Bombs I would only say count when tossing. Regular drop not so much.
Why do you think they choose a helicopter approach?? I would have thought a balloon would suffice for that type of mission with a lot less moving parts to break.
I’m not certain @piper but I think the atmospheric pressure on Mars is so comparatively low to ours that any balloon would have to be really large in volume, like massive. The winds on Mars are very fast, but apparently it doesn’t matter because the ‘air’ pressure is so low. It’s why they have to do a rocket powered descent, as a parachute won’t cut it for anything too heavy.
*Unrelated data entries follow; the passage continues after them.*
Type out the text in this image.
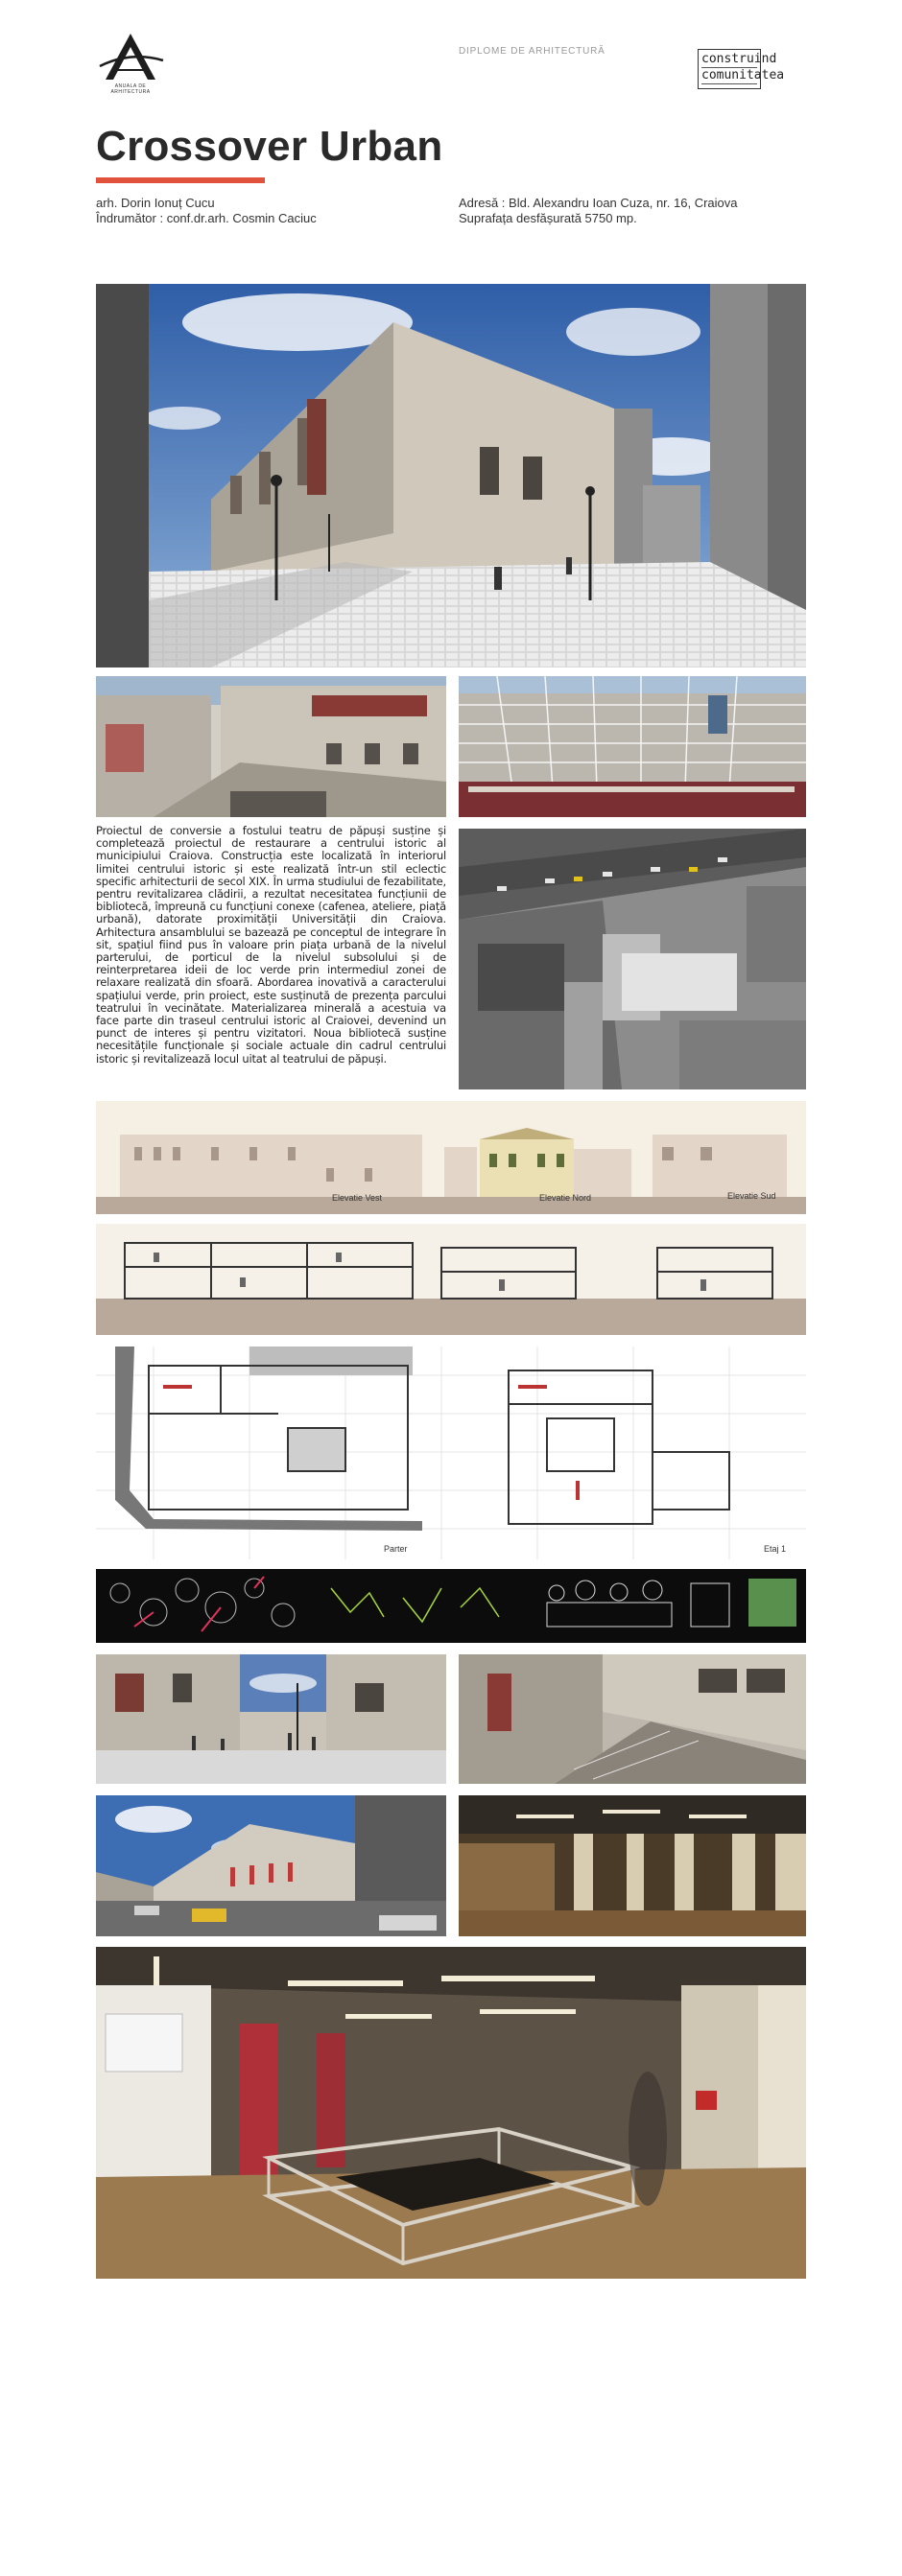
ANUALA DE ARHITECTURA
DIPLOME DE ARHITECTURĂ
construind
comunitatea
Crossover Urban
arh. Dorin Ionuț Cucu
Îndrumător : conf.dr.arh. Cosmin Caciuc
Adresă : Bld. Alexandru Ioan Cuza, nr. 16, Craiova
Suprafața desfășurată 5750 mp.
Proiectul de conversie a fostului teatru de păpuși susține și completează proiectul de restaurare a centrului istoric al municipiului Craiova. Construcția este localizată în interiorul limitei centrului istoric și este realizată într-un stil eclectic specific arhitecturii de secol XIX. În urma studiului de fezabilitate, pentru revitalizarea clădirii, a rezultat necesitatea funcțiunii de bibliotecă, împreună cu funcțiuni conexe (cafenea, ateliere, piață urbană), datorate proximității Universității din Craiova. Arhitectura ansamblului se bazează pe conceptul de integrare în sit, spațiul fiind pus în valoare prin piața urbană de la nivelul parterului, de porticul de la nivelul subsolului și de reinterpretarea ideii de loc verde prin intermediul zonei de relaxare realizată din sfoară. Abordarea inovativă a caracterului spațiului verde, prin proiect, este susținută de prezența parcului teatrului în vecinătate. Materializarea minerală a acestuia va face parte din traseul centrului istoric al Craiovei, devenind un punct de interes și pentru vizitatori. Noua bibliotecă susține necesitățile funcționale și sociale actuale din cadrul centrului istoric și revitalizează locul uitat al teatrului de păpuși.
Elevatie Vest	Elevatie Nord	Elevatie Sud
Parter	Etaj 1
Would love to see a Martian Zeppelin one day though, very John Carter!
It’s a tricky ratio of when to use it acccurately - inversely proportional to the amount of ‘LEEROY JENKINS!!’ involved is a good guideline, I believe.
out of ‘curiosity’ again, just checked the ‘Jezero’ crater name
In 2007, following the discovery of its ancient lake, the crater was named for Jezero in Bosnia and Herzegovina, one of several eponymous towns in the country. In several Slavic languages (including Bosnian), the word jezero (pronounced ['ye.ze.ro]) means ‘lake’.
surely that, ‘lake’ in ours is ‘jazero’
A nice live visualization of what’s going on.